Much of Justin Donnelly’s childhood was spent tinkering around in his grandfather’s basement machine shop. As chief engineer for NASA’s unmanned space program, his grandfather’s house was “filled with NASA paraphernalia, all the models of the satellites and rockets,” Donnelly recalls. “I never imagined a future as an industrial designer at that time, but looking back now, it makes sense.”
In 2017, Donnelly founded Brooklyn, New York-based design practice Jumbo with Monling Lee. The duo had overlapped at the University of Maryland’s architecture school, but it wasn’t until a friend reintroduced them that they discovered their synergistic talents. Donnelly, then an architect learning how to craft furniture in a woodworking co-op after hours, was fascinated by structure, while Lee showcased her flair for texture and vivid palettes on Colorindex, the website that organically blossomed from her popular Instagram account fusing personal style and built environments.
At the 2018 edition of Sight Unseen’s Offsite show, Jumbo turned heads with Neotenic, a stout tubular steel lounge chair and matching lamp. “Both of these designs are knocked off all the time, which for us is a real mark of success,” Donnelly says. Since then, Jumbo has dreamed up glossy black seating for Alexander Wang’s flagship store in New York and pasta-shaped pool floats in collaboration with the Standard Hotels that made a literal splash at Art Basel Miami Beach.

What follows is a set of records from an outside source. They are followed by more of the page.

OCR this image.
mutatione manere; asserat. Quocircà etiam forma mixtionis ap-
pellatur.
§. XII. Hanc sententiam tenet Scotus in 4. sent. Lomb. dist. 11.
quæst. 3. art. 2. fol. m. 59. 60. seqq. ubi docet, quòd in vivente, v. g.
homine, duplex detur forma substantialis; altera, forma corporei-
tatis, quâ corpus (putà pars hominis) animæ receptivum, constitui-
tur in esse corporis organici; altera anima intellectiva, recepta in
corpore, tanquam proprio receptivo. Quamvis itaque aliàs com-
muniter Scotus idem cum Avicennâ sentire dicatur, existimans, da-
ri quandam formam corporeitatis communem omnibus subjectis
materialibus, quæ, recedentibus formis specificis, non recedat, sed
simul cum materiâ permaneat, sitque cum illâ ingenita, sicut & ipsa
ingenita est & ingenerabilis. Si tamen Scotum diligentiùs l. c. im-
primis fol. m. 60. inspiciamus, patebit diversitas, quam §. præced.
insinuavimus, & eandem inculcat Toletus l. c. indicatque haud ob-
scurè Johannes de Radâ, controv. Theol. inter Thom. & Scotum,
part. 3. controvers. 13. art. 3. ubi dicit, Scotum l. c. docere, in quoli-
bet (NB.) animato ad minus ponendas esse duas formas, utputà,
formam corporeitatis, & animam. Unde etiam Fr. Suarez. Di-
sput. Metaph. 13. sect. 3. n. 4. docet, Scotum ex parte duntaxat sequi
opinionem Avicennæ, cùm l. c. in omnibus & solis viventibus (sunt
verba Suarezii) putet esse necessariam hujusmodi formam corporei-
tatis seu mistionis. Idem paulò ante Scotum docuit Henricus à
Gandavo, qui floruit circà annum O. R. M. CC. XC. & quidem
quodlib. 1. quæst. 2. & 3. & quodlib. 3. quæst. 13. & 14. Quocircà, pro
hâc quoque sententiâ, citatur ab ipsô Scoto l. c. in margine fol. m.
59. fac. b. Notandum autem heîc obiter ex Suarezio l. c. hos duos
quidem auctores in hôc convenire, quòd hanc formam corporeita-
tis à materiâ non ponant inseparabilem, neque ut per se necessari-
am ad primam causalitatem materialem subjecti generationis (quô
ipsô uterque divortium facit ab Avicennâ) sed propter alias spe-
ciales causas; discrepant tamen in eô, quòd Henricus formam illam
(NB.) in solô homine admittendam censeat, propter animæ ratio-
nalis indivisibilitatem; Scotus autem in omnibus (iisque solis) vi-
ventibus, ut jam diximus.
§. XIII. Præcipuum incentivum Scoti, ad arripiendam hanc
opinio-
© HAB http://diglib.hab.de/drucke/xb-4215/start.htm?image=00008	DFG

The Fortune chair, shown in tomato, by Jumbo for Heller
Food has always been a source of inspiration for Donnelly and Lee. Consider the curving Fortune chair conceived for Heller in 2024, which connects to one of Lee’s early culinary memories in the U.S., where she immigrated to from Taiwan at the age of 13. Dining at an American-Chinese restaurant with her family for the first time, she was captivated by the cellophane-wrapped fortune cookie. “The shape was simple, but it was folded in a way that suggested movement, and inside it held a secret message that was written just for me,” remembers Lee.
The Fortune chair is fashioned out of a recycled plastic polyethylene blend, reflecting Jumbo’s affinity for inorganic materials. “For us, a physical project is most successful when it looks and feels like a computer rendering, when the real thing appears slightly unreal,” explains Donnelly.
Currently, Donnelly and Lee are tackling an architectural commission in Alexandria, Virginia, as well as fabricating a large-scale public sculpture out of Corten steel and developing a playground equipment line that takes cues from Isamu Noguchi. All are united by a sense of surprise.
The objective is for each Jumbo creation to “suggest something other than it is, conjuring up nostalgic associations, humorous connotations, and sometimes, if we are lucky, even political sentiments,” says Lee. “Product design is a lightning rod channeling our innermost wants and desires.”